One of the major scholars who have argued that socialism and democracy are compatible is the Austrian-born American economist Joseph Schumpeter, who was hostile to socialism.[130] In his book Capitalism, Socialism and Democracy (first published in 1942), he "emphasize[s] that political democracy was thoroughly compatible with socialism in its fullest sense."

In a 1963 address to the All India Congress Committee, Indian Prime Minister Jawaharlal Nehru stated: "Political Democracy has no meaning if it does not embrace economic democracy. And economic democracy is nothing but socialism."[131]

Political historian Theodore Draper wrote: "I know of no political group which has resisted totalitarianism in all its guises more steadfastly than democratic socialists."

Robert Heilbroner: "There is, of course, no conflict between such a socialism and freedom as we have described it; indeed, this conception of socialism is the very epitome of these freedoms," referring to open association of individuals in political and social life; the democratization and humanization of work; the cultivation of personal talents and creativities.

Bayard Rustin:

For me, socialism has meaning only if it is democratic. Of the many claimants to socialism only one has a valid titlethat socialism which views democracy as valuable per se, which stands for democracy unequivocally, and which continually modifies socialist ideas and programs in the light of democratic experience. This is the socialism of the labor, social-democratic, and socialist parties of Western Europe.

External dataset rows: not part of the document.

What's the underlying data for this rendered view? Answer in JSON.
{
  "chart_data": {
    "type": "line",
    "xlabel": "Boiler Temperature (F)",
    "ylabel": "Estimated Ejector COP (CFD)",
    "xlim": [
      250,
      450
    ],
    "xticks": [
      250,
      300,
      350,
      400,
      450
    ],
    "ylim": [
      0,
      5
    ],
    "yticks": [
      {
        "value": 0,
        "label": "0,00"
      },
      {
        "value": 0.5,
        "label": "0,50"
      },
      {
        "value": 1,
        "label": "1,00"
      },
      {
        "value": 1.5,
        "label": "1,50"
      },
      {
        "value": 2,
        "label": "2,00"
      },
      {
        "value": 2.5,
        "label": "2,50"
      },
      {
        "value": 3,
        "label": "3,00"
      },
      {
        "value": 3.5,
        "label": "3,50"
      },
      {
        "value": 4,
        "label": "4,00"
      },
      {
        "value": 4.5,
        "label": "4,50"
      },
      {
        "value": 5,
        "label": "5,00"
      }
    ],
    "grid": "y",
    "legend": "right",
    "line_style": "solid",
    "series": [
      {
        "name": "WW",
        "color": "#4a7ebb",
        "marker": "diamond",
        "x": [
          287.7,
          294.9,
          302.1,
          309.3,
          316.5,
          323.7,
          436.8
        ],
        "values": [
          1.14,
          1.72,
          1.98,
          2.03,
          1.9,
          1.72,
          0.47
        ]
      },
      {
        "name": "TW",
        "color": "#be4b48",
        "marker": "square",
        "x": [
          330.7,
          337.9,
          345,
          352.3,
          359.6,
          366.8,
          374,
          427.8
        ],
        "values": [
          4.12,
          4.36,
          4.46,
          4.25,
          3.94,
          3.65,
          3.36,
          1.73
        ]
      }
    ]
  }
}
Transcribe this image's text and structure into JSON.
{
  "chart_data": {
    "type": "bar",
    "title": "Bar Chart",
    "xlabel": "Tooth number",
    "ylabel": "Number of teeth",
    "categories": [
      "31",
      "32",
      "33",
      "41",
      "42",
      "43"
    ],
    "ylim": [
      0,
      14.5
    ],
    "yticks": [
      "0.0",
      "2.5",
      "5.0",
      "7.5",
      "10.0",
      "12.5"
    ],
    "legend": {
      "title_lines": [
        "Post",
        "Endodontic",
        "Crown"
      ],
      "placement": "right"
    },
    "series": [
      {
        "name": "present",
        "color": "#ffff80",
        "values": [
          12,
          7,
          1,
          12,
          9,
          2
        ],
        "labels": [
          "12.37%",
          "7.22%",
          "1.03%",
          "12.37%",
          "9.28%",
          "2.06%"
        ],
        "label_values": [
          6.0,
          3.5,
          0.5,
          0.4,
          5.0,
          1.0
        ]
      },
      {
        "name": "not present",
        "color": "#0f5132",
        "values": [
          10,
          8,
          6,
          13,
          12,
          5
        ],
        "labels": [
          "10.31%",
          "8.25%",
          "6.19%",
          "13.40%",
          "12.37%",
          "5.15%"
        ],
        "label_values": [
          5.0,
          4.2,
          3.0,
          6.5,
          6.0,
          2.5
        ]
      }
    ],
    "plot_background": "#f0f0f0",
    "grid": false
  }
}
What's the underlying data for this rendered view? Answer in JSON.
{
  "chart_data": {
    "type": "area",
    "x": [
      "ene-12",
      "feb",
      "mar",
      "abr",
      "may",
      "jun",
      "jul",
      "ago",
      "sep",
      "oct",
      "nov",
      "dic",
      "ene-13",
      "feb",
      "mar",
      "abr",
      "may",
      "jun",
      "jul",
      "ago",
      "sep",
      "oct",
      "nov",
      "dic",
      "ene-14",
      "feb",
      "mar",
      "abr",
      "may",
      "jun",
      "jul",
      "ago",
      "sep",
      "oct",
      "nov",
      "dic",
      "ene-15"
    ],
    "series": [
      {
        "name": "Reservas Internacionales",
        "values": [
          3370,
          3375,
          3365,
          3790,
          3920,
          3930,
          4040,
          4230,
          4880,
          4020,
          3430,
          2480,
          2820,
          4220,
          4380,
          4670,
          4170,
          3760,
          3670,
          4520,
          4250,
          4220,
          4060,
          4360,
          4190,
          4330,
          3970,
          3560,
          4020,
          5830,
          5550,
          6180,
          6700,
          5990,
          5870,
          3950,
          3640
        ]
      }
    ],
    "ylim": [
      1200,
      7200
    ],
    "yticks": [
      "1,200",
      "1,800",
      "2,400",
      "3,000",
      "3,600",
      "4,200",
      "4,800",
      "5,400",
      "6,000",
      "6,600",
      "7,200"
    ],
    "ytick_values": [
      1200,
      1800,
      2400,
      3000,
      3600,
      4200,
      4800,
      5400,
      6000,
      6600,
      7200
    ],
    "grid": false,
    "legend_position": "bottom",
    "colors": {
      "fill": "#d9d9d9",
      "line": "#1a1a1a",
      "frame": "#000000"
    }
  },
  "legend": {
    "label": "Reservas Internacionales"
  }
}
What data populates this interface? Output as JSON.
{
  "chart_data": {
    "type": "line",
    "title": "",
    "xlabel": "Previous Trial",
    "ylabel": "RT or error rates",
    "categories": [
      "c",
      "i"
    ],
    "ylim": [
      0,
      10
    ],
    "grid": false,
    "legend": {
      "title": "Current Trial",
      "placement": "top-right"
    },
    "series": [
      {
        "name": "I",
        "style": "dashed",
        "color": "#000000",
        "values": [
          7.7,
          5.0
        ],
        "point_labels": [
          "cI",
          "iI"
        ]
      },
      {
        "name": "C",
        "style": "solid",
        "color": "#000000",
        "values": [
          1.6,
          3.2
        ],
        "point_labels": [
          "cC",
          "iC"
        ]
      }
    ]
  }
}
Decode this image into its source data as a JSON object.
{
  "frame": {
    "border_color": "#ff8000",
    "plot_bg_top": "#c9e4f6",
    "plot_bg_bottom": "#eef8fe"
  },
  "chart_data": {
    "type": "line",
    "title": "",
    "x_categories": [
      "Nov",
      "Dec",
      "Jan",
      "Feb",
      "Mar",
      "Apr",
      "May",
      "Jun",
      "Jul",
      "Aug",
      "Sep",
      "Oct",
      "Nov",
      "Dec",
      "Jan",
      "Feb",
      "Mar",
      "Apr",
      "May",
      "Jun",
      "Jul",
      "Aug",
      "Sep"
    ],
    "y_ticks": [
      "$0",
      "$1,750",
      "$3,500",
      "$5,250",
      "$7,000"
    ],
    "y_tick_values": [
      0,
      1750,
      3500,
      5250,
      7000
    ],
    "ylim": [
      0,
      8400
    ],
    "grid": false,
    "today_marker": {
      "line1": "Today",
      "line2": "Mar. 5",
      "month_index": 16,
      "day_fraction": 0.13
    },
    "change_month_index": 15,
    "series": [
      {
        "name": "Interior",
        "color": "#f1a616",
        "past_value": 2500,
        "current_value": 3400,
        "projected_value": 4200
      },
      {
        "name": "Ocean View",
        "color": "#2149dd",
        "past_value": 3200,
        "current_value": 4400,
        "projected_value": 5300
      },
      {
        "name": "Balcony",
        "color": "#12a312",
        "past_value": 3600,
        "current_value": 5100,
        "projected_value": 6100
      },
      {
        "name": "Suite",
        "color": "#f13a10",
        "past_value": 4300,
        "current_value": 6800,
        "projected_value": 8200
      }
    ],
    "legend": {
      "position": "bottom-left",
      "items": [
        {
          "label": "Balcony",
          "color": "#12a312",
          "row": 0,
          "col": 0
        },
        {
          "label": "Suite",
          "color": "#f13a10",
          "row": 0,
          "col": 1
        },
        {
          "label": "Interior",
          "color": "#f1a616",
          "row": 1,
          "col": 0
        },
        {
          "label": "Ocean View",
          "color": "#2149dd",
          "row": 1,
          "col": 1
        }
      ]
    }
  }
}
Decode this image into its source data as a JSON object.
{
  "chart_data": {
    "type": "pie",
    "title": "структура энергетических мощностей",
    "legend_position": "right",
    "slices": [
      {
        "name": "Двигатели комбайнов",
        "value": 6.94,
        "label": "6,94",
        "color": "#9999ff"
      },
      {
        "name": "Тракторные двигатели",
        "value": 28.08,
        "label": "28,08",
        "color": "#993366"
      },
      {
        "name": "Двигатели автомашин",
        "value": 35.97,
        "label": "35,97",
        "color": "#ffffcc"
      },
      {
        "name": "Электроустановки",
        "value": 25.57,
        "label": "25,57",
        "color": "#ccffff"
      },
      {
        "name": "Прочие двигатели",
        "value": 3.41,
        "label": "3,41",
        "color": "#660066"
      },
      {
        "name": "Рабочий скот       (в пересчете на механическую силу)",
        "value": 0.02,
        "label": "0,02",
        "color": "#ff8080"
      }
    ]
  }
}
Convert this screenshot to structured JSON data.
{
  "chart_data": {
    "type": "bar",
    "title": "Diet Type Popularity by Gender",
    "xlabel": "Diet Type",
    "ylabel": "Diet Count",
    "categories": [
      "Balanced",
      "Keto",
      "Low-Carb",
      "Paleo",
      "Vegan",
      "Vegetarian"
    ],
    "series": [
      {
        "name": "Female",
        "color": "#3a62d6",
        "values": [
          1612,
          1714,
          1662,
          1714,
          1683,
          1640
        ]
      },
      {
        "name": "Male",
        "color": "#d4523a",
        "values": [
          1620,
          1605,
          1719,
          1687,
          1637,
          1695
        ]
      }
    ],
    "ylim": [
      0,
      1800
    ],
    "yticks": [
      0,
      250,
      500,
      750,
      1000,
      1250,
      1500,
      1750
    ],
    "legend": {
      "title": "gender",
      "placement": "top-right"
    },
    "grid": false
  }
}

Kenneth Arrow argued that "We cannot be sure that the principles of democracy and socialism are compatible until we can observe a viable society following both principles. But there is no convincing evidence or reasoning which would argue that a democratic-socialist movement is inherently self-contradictory. Nor need we fear that gradual moves in the direction of increasing government intervention will lead to an irreversible move to serfdom. [referring to The Road to Serfdom by Friedrich Hayek]."

William Pfaff: "It might be argued that socialism ineluctably breeds state bureaucracy, which then imposes its own kinds of restrictions upon individual liberties. This is what the Scandinavians complain about. But Italys champion bureaucracy owes nothing to socialism. American bureaucracy grows as luxuriantly and behaves as officiously as any other."